To translate or not to translate?

I was chatting to a friend about Les Miserables by Victor Hugo – which, I should add, I haven’t read – and it got me wondering about titles and translations. Most novels published into English have their titles translated too – sometimes differently in different translations (have you read The Outsider by Albert Camus or The Stranger by Albert Camus? Closely Observed Trains by Bohumil Hrabal or Closely Watched Trains by Bohumil Hrabal?) But usually they find their way into English.

But not Les Miserables. Is that just because it doesn’t translate easily? But what about – and this is the only other example I could think of off the top of my head – Bonjour Tristesse by Francoise Sagan? That could easily be Goodbye Sadness [I meant to write Hello, but see comments on this!], though maybe it’s missing something that’s in the original; my French is far, far away from idiomatic levels, so somebody else would have to tell me.

At least one of you is thinking right now about Proust and A la recherche du temps perdu, I guarantee it. That’s been translated as Remembrance of Things Past and In Search of Lost Time – and is still known as the French title, of course. ‘Remembrance of things past’ is from Shakespeare’s Sonnet 30, and I had heard a story that the equivalent line, in the French translation of Sonnet 30, was ‘a la recherche du temps perdu’… but, sadly, the internet has no evidence for that. There goes a fun anecdote.

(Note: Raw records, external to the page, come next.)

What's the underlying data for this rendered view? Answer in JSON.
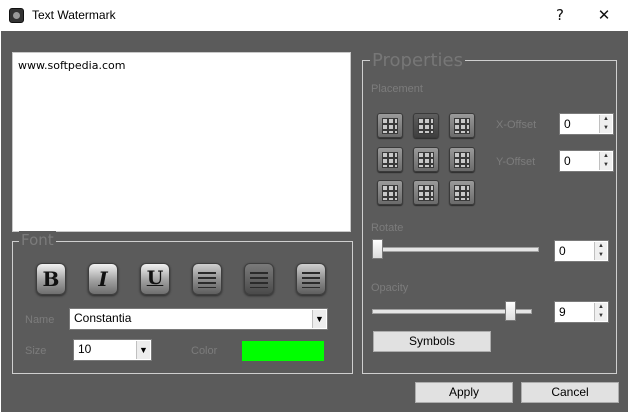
{
  "window": {
    "title": "Text Watermark",
    "help_label": "?",
    "close_label": "✕"
  },
  "editor": {
    "text": "www.softpedia.com"
  },
  "font": {
    "legend": "Font",
    "bold_label": "B",
    "italic_label": "I",
    "underline_label": "U",
    "name_label": "Name",
    "name_value": "Constantia",
    "size_label": "Size",
    "size_value": "10",
    "color_label": "Color",
    "color_value": "#00ff00"
  },
  "properties": {
    "legend": "Properties",
    "placement_label": "Placement",
    "x_offset_label": "X-Offset",
    "x_offset_value": "0",
    "y_offset_label": "Y-Offset",
    "y_offset_value": "0",
    "rotate_label": "Rotate",
    "rotate_value": "0",
    "opacity_label": "Opacity",
    "opacity_value": "9",
    "symbols_label": "Symbols"
  },
  "footer": {
    "apply_label": "Apply",
    "cancel_label": "Cancel"
  },
  "icons": {
    "dropdown": "▼",
    "spin_up": "▲",
    "spin_down": "▼"
  }
}
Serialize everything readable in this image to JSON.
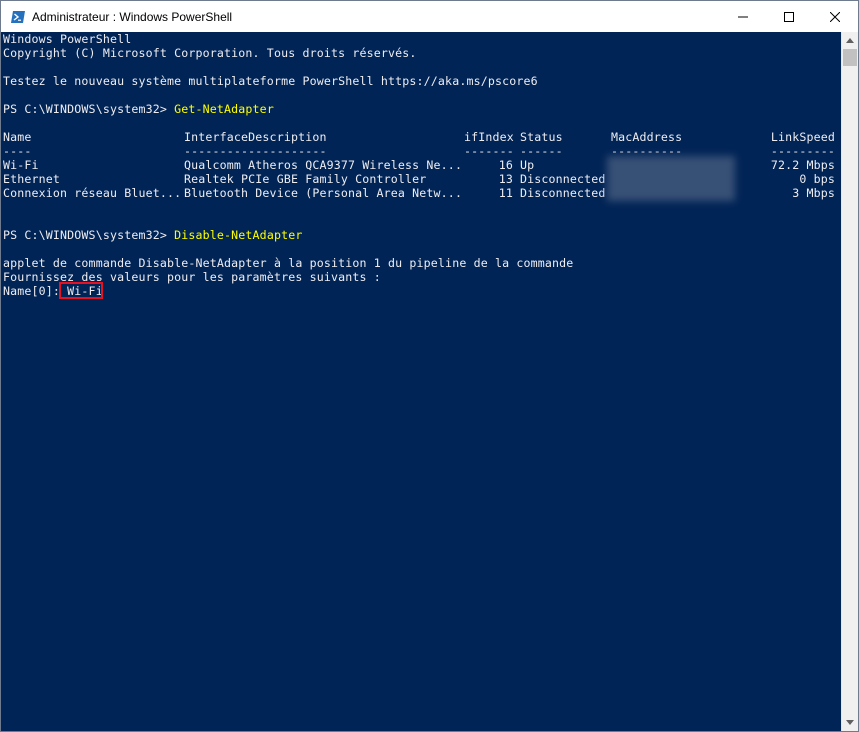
{
  "window": {
    "title": "Administrateur : Windows PowerShell",
    "icon": "powershell-icon",
    "controls": [
      "minimize-icon",
      "maximize-icon",
      "close-icon"
    ]
  },
  "console": {
    "intro": [
      "Windows PowerShell",
      "Copyright (C) Microsoft Corporation. Tous droits réservés.",
      "Testez le nouveau système multiplateforme PowerShell https://aka.ms/pscore6"
    ],
    "prompt": "PS C:\\WINDOWS\\system32> ",
    "command1": "Get-NetAdapter",
    "table": {
      "headers": [
        "Name",
        "InterfaceDescription",
        "ifIndex",
        "Status",
        "MacAddress",
        "LinkSpeed"
      ],
      "separators": [
        "----",
        "--------------------",
        "-------",
        "------",
        "----------",
        "---------"
      ],
      "rows": [
        {
          "name": "Wi-Fi",
          "desc": "Qualcomm Atheros QCA9377 Wireless Ne...",
          "ifindex": "16",
          "status": "Up",
          "mac": "",
          "speed": "72.2 Mbps"
        },
        {
          "name": "Ethernet",
          "desc": "Realtek PCIe GBE Family Controller",
          "ifindex": "13",
          "status": "Disconnected",
          "mac": "",
          "speed": "0 bps"
        },
        {
          "name": "Connexion réseau Bluet...",
          "desc": "Bluetooth Device (Personal Area Netw...",
          "ifindex": "11",
          "status": "Disconnected",
          "mac": "",
          "speed": "3 Mbps"
        }
      ]
    },
    "command2": "Disable-NetAdapter",
    "msg1": "applet de commande Disable-NetAdapter à la position 1 du pipeline de la commande",
    "msg2": "Fournissez des valeurs pour les paramètres suivants :",
    "input_label": "Name[0]: ",
    "input_value": "Wi-Fi"
  },
  "colors": {
    "background": "#012456",
    "text": "#eeedf0",
    "command": "#ffff00",
    "highlight": "#e81123"
  }
}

Can you think of other books which kept their non-English title when translated into English? Or maybe the polymaths among you can tell me whether or not English novels often keep their titles when they are translated.

26 thoughts on “To translate or not to translate?

  • January 9, 2018 at 3:36 pm
    Permalink

    Yep, Le Grand Meaulnes was the other one I thought of immediately.

    As it happens, I’m embarking on a year-long readalong of Les Mis (it has 365 chapters). In preparation I read the book The Novel of the Century by David Bellos, which includes some discussion of why it’s been difficult to translate the title. I think it’s one of those words that have many different shades of meaning that correspond to different English words, and selecting only one of them is so limiting. But there’s a problem with keeping the French — it does NOT mean “miserable,” the look-alike English word! Such are the difficulties of translation.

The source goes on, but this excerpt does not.